Member of the Washington Senate from the 38th district
- In office November 27, 2013 – April 17, 2020
- Preceded by: Nick Harper
- Succeeded by: June Robinson

Member of the Washington House of Representatives from the 38th district
- In office January 13, 2003 – November 27, 2013
- Preceded by: Aaron Reardon
- Succeeded by: June Robinson

Personal details
- Born: John Richard McCoy October 29, 1943 Tulalip, Washington, U.S.
- Died: June 6, 2023 (aged 79)
- Party: Democratic
- Spouse: Janet Jean McCoy ​(m. 1965)​
- Children: 3
- Alma mater: El Capitan High School
- Profession: Quil Ceda Village general manager; White House computer technician;
- Website: Official website

Military service
- Branch/service: United States Air Force
- Years of service: 1961–1981

= John McCoy (American politician) =

American politician (1943–2023)

John Richard McCoy (lulilaš, October 29, 1943 – June 6, 2023) was a Tulalip politician of the Democratic Party based in the state of Washington. In 2013, he was appointed to the State Senate to fill a vacancy and represent the 38th Legislative District. He previously served more than 10 years in the Washington House of Representatives (2003–2013).

McCoy was the only self-identified Native American in the State Senate. In 2013, along with Jeff Morris (Tsimshian), he was one of the two Native Americans in the state legislature.

==Early life and professional career==
McCoy was born into a Tulalip family on the Tulalip Indian Reservation in Washington. His Lushootseed name was lulilaš. He attended local schools.

McCoy spent 20 years in the Air Force before retiring in 1981. He then became a computer technician at the White House, before leaving to start a career in the private sector.

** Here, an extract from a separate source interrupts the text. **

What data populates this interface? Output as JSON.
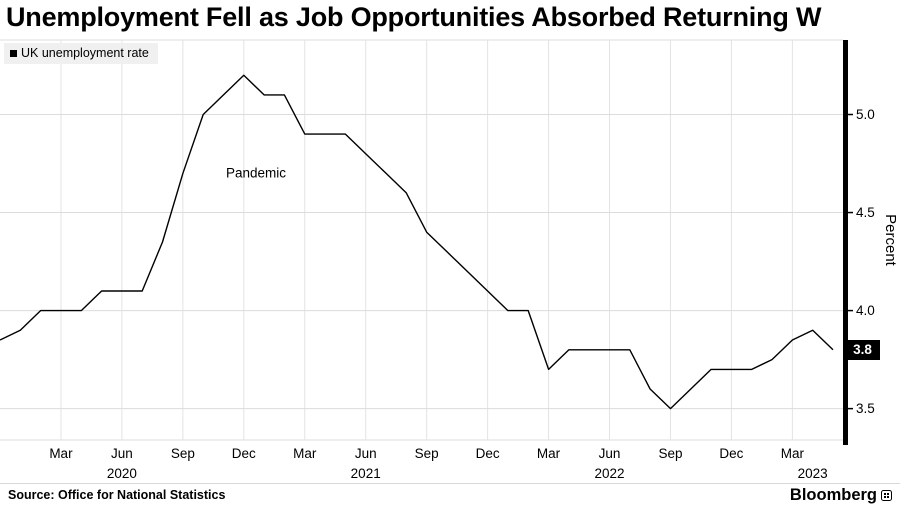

McCoy would later become active in tribal affairs. He served as general manager of Quil Ceda Village, the tribe's new municipality established in 2001. It included a gaming casino and business park. In 2005 the tribe also opened a 125-store retail outlet, all part of its efforts to diversify the tribe's economy and provide new jobs.

==Political career==
McCoy joined the Democratic Party and became active. In 2002 he ran for office as state representative and won. He served from 2003 to 2013, being re-elected several times.

In his fifth term in the state legislature, McCoy gained passage of a bill to establish a procedure "for the state to cede jurisdiction over criminal and civil matters on tribal lands to federal and tribal governments." In 2013 he was chairman of the Community Development, Housing and Tribal Affairs Committee; vice chairman of the Environment Committee; and member of the Education Committee.

McCoy also served as chairman of the executive committee of the National Caucus of Native American State Legislators; there are 79 Native legislators in 18 states.

On November 27, 2013, the Snohomish County Council selected McCoy to fill the vacancy left when Senator Nick Harper resigned. McCoy was the leading vote-getter of the Democratic Precinct Committee Officers in Washington's 38th Legislative District. He retired from the State Senate on April 17, 2020, citing concerns about his health, and was succeeded by appointee June Robinson.

==Personal life==
McCoy had three daughters with his wife Jeannie; the family also had 10 grandchildren and five great-grandchildren as of 2023. He died on June 6, 2023, at home in Tulalip.

==Awards and honors==
McCoy received the 2009 Fuse "Sizzle" Award. He was honored with the Strong Man Award for defending a citizens' clean energy initiative–Initiative-937–from major rollbacks. He brought two sides of the legislature together on the issue to reach a workable compromise.